Vê-se que arma de fogo não é proteção em casa ou no carro. Ao contrário, gera violência e morte.

Jesus, na véspera de sua morte, ao ser preso, no Horto das Oliveiras, viu o apóstolo Pedro puxar da espada para defendê-lo. Mas Cristo não aprovou o gesto e disse a Pedro: "Guarda a espada na bainha! Pois todos os que usam da espada pela espada morrerão" (Mt 26,52). Nosso povo tem um ditado semelhante, que diz: "Quem com ferro fere com ferro será ferido." Só a não-violência do agredido freia a violência do agressor. Jesus chegou a dizer, no Sermão da Montanha: "Ouvistes o que foi dito aos antigos: Olho por olho e dente por dente. Eu, porém, vos digo: não resistais ao homem mau; antes, àquele que te fere na face direita, oferece-lhe também a esquerda" (Mt 5,38-40).

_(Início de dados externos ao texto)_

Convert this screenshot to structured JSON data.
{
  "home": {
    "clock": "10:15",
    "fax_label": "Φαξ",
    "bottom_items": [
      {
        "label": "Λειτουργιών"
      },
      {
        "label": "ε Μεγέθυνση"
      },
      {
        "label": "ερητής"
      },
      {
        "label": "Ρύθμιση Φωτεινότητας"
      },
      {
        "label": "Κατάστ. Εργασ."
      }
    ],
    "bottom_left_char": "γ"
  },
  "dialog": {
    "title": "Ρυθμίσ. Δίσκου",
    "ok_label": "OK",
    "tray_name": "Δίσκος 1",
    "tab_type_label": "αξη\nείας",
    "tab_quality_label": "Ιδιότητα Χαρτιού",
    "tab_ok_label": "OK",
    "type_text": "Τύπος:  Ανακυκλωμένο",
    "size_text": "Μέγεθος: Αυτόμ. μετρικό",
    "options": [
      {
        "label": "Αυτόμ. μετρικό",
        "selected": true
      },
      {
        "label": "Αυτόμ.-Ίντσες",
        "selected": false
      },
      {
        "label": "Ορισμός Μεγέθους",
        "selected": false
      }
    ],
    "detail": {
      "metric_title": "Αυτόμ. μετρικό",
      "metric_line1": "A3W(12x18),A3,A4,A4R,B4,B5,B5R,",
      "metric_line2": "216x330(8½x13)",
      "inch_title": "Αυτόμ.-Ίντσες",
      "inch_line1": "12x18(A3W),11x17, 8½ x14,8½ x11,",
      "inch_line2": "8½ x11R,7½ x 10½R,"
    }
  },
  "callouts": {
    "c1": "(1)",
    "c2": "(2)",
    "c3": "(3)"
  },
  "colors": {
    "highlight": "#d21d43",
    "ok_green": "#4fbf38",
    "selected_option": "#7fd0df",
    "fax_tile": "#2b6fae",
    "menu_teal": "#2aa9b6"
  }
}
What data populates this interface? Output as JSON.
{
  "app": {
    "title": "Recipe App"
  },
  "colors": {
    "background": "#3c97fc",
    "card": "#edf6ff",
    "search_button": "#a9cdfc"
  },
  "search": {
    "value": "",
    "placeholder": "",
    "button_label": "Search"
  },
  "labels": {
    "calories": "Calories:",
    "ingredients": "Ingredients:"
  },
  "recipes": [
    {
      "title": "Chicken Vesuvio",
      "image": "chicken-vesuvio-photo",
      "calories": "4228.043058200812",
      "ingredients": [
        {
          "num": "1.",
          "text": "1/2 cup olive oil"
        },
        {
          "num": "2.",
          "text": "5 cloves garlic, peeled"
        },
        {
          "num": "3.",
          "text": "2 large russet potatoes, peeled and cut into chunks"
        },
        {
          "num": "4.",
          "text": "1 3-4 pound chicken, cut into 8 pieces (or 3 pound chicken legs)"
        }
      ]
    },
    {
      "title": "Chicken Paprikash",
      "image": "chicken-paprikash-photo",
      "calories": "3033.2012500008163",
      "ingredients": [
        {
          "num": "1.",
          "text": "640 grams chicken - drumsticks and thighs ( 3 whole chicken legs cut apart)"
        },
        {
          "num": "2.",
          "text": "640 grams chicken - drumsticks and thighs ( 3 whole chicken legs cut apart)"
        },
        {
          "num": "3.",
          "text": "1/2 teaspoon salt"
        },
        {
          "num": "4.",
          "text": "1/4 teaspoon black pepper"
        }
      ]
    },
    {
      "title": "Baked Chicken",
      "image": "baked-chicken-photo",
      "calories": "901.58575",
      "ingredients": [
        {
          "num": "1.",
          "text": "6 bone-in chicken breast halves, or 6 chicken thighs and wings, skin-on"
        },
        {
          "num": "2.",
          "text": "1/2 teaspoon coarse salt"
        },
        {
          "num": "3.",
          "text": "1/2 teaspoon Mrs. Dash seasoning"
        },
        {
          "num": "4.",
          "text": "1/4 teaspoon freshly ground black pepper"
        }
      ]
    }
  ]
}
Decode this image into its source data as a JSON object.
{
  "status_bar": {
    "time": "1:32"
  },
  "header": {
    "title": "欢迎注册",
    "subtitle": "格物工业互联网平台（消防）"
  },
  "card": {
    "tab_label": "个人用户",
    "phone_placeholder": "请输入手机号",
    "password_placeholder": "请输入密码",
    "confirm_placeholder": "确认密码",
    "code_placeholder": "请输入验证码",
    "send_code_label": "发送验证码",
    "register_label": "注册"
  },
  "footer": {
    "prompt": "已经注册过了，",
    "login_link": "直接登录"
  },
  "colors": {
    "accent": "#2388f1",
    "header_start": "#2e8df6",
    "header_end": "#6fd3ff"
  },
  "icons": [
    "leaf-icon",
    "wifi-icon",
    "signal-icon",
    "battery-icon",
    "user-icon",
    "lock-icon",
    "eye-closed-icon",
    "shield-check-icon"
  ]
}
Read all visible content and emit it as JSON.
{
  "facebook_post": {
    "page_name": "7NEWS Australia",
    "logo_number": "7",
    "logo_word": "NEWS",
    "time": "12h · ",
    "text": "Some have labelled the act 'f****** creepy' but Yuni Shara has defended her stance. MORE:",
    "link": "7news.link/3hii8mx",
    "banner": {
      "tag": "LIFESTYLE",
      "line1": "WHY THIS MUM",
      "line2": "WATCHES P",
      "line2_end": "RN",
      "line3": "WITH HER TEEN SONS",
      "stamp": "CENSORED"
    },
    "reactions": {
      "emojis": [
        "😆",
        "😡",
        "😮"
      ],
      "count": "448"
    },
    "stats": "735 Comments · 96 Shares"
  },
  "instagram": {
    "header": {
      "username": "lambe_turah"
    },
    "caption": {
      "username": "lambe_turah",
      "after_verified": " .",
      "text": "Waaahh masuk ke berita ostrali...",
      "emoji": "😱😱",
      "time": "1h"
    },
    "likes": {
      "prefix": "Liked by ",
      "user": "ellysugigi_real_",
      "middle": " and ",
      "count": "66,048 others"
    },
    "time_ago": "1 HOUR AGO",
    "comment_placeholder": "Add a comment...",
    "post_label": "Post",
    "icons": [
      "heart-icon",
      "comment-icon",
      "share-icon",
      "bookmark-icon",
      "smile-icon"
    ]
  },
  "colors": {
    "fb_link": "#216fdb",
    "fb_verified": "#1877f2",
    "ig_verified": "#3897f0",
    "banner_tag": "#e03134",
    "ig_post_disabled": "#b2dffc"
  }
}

Urge construir uma cultura de paz. A nova lei de proibição do comércio de armas de fogo e munição, que vamos referendar dia 23 de outubro, poderá contribuir muito para esta construção. Outras iniciativas serão necessárias, certamente. A educação das crianças e dos jovens na família e nas escolas deve integrar esta preocupação na formação integral das novas gerações. Os formadores da opinião pública, como os meios de comunicação social e as igrejas, também, de modo geral, as organizações da sociedade civil deverão dar sua contribuição responsável.